Actualités of Monday, 24 November 2025
Source: www.camerounweb.com
Au Cameroun, un remaniement ministériel ne s’improvise pas. Selon les confidences de Jean Marie Atangana Mebara, ancien secrétaire général de la Présidence, Paul Biya orchestre chaque changement avec une précision d’horloger : listes secrètes, équilibre régional, et validation personnelle des noms. Même les ministères stratégiques, comme la Défense ou les Finances, échappent à toute improvisation. Derrière cette rigueur, une logique implacable : récompenser les fidèles, écarter les indésirables, et préserver un système où chaque pièce est soigneusement choisie. Plongée dans les coulisses d’un pouvoir qui, depuis plus de quarante ans, maîtrise l’art de la manipulation politique.
SÉRAIL - QUAND PAUL BIYA PRÉPARE UN REMANIEMENT LES COULISSES D’UNE MÉCANIQUE BIEN HUILÉE : LES RÉVÉLATIONS D’UN ANCIEN SGPR.
Le remaniement ministériel, au Cameroun, n’est jamais un acte improvisé. Encore moins un geste impulsif. Selon les confidences de Jean Marie Atangana Mebara, ancien ministre d'État et ex-secrétaire général de la Présidence de la République, Paul Biya suit une méthode rigoureuse, silencieuse mais précise, chaque fois qu’il souhaite redessiner l’architecture de son gouvernement. Tout commence par une liste.

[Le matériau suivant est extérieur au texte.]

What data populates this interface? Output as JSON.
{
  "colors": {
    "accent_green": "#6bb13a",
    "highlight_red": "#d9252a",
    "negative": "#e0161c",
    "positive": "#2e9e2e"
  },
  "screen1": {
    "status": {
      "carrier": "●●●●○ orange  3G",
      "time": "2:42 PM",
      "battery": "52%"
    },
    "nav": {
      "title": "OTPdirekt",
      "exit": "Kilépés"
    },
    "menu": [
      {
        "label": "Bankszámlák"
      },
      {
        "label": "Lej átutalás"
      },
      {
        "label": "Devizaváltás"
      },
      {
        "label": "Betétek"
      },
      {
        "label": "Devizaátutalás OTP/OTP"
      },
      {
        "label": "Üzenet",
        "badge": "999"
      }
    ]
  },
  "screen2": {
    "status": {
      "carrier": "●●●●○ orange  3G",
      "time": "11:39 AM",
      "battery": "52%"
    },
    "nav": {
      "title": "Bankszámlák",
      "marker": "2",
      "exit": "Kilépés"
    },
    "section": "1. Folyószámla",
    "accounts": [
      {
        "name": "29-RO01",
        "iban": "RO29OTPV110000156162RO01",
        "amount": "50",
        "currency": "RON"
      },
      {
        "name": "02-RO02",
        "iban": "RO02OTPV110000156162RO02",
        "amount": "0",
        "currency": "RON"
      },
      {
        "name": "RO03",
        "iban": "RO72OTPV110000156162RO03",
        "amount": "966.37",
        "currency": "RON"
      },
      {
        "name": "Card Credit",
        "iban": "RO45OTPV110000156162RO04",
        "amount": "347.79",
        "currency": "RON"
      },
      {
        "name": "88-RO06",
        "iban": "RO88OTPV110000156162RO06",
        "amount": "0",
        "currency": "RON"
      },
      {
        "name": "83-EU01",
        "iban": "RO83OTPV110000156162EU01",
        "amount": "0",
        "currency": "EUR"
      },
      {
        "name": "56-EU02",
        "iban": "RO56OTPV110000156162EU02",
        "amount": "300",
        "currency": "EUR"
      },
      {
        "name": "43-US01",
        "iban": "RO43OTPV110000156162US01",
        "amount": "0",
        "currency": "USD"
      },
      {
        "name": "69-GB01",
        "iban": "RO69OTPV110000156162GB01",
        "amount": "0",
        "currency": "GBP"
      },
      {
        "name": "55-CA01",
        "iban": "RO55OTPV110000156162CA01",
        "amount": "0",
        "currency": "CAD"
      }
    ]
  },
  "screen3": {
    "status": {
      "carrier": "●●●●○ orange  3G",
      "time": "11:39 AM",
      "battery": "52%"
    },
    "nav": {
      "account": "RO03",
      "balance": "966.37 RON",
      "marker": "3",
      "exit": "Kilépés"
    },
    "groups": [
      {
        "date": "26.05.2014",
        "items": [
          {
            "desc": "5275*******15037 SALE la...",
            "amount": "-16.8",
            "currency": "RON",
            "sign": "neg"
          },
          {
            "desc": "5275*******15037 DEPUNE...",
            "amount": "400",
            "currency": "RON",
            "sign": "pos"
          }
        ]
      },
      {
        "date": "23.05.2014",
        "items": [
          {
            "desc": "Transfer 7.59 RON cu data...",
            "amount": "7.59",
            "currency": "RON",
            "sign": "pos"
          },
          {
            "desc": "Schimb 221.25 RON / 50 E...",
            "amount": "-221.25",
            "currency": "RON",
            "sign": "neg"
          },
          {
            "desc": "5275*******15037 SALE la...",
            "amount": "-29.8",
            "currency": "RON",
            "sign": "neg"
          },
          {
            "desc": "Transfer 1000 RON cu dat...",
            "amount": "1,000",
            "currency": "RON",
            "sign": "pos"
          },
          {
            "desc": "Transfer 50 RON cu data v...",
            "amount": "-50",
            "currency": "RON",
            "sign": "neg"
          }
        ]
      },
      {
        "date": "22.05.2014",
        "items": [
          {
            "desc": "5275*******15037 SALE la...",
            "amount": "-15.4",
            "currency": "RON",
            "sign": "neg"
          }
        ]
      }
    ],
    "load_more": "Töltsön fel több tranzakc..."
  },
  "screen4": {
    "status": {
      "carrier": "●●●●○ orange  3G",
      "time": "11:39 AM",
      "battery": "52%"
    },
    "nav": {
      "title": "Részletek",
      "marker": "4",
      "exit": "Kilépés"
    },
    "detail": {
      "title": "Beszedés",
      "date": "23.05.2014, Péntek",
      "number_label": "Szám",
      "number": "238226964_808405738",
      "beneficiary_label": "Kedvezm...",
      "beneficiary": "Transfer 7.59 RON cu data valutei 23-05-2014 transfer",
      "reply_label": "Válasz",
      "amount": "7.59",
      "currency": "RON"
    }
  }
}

Le chef de l’État transmet d’abord au Secrétaire général de la Présidence (SGPR) les noms des ministres appelés à quitter le gouvernement. Ce sont les premiers informés de leur éviction, avant même que ne soient choisis leurs successeurs. Ensuite, viennent les ministères stratégiques : Défense, Relations extérieures, Justice, Administration territoriale, Finances… Des portefeuilles dits de souveraineté, pour lesquels le président communique directement ses choix au SGPR. Aucune improvisation. Ces ministères ne peuvent être confiés qu’à des hommes de confiance, expérimentés et loyaux.
Mais Paul Biya ne s’arrête pas là. Une fois les postes vacants identifiés, il enjoint son "scribe", comme l’appelle Mebara, à lui soumettre des propositions de remplacement. Un critère important s’impose : les remplaçants doivent provenir des mêmes départements que les ministres sortants. Une façon de préserver l’équilibre régional, pilier tacite du système Biya. Cependant, toutes les propositions du SGPR ne sont pas automatiquement validées. « Très souvent, elles sont rejetées », affirme Mebara. Le président conserve l’ultime mot. Rien ne passe sans son feu vert personnel. Une anecdote illustre bien cette rigueur. Lors d’un précédent remaniement, Atangana Mebara, alors SGPR, propose le nom d’Antoine Zanga pour remplacer Pierre Ismaël Bidoung Kpwatt au ministère des Sports. Mais des rumeurs sur l’état de santé du candidat suscitent des doutes. Paul Biya exige donc une rencontre préalable. Après avoir reçu Zanga, il demande à Mebara ses impressions.
Ce dernier le trouve "en forme", ce qui semble rassurer le président. Une procédure rare mais révélatrice du niveau de minutie qui entoure chaque nomination. Enfin, Jean Marie Atangana Mebara révèle un détail fondamental : les résultats électoraux pèsent lourd dans la balance. Après chaque élection présidentielle, le président analyse les scores par région et par département. Ceux qui ont "livré les voix" sont souvent récompensés. Il s’appuie sur les chiffres de l’organe en charge de l’organisation matérielle du scrutin pour identifier les fidèles et leur accorder, en retour, une place dans l’appareil gouvernemental. Ce témoignage de l’intérieur lève un coin du voile sur les rouages d’un pouvoir hypercentralisé, où le moindre mouvement est pesé, calculé, ordonné par un homme qui, depuis plus de quarante ans, façonne son gouvernement comme un jeu d’échecs, sans jamais laisser place au hasard.